Configuring the VPN client

On the user's Microsoft Windows workstation, open the connection window of VPN Exclusive client by using administrator privileges:

  1. Right-click on the icon found in the Windows system tray (hidden icons):
  2. Select the Configuration panel menu.

Configuring Phase 1

  1. In the VPN configuration tree, right-click on IKEv2.
  2. Select New IKE auth.
    An entry named Ikev2Gateway by default is added to the IKEv2 tree.
  3. Right-click on Ikev2Gateway and select Rename to give this entry the name of your choice (IKEv2GwEAPCERT in this example).
  4. Click on this entry.
  5. In the Authentication > Remote router address tab > Remote router address field, enter the public IP address or FQDN of the firewall with which the VPN client must set up a tunnel.
    If you choose to use an FQDN, ensure that the DNS servers on the workstation have resolved it before you set up the tunnel.
  6. In the Authentication > Integrity tab, select the checkboxes:
    • EAP,
    • EAP popup,
    • Multiple AUTH support.
  7. Click on Import certificate and select P12 format.
  8. Select the user’s P12 certificate, which must have been installed in advance on the user’s workstation.
  9. Enter the password to protect the certificate, which was set when exporting the user’s identity on the firewall, and confirm by clicking on OK.

  10. In the Protocol > Advanced features tab, select the Fragmentation checkbox and indicate the size of IKE fragments as defined on the firewall (1280 bytes according to Stormshield’s recommendations).

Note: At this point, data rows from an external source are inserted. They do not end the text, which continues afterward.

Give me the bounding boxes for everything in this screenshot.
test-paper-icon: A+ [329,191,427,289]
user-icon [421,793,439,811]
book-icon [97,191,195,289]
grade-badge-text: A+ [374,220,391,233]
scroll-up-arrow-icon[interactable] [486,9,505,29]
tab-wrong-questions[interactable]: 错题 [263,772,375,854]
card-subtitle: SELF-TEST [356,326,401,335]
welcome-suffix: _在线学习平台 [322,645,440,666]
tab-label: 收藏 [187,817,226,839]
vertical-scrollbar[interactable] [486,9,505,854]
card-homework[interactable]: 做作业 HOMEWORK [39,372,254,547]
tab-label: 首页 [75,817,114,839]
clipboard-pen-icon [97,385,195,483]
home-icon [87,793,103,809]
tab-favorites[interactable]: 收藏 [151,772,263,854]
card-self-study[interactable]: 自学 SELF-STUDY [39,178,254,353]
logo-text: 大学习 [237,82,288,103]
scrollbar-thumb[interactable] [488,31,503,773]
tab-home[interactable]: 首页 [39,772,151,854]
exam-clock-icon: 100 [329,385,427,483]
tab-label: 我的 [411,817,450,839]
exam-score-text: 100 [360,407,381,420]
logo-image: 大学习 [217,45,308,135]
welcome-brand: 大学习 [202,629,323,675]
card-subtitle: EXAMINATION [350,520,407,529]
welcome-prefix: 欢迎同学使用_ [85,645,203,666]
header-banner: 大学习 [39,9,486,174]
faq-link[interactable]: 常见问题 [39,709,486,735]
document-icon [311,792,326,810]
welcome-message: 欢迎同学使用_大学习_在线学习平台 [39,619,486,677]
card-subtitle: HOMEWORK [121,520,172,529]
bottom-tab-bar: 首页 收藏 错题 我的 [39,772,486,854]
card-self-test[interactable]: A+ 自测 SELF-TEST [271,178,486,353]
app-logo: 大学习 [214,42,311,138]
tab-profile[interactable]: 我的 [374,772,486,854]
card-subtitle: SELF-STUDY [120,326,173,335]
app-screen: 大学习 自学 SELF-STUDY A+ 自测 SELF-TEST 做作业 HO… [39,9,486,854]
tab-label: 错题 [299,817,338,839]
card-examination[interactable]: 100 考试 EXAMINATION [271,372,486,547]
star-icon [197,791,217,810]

  11. Click on the upper menu Configuration > Save to save this configuration.

Configuring Phase 2

  1. In the VPN configuration > IKEv2 tree, right-click on the Phase 1 configuration created earlier (IKEv2GwEAPCERT in the example).
  2. Select New Child SA.
    An entry named Ikev2Tunnel by default is added to the selected Phase 1 configuration.
  3. Right-click on Ikev2Tunnel and select Rename to give this entry the name of your choice.
  4. In the Child SA > Traffic selectors tab,
  5. Select the checkbox Request configuration from the gateway.
  6. Click on the upper menu Configuration > Save to save this configuration.

The VPN client has been configured to set up an IKEv1 tunnel with the firewall in Config mode based on EAP and certificate authentication.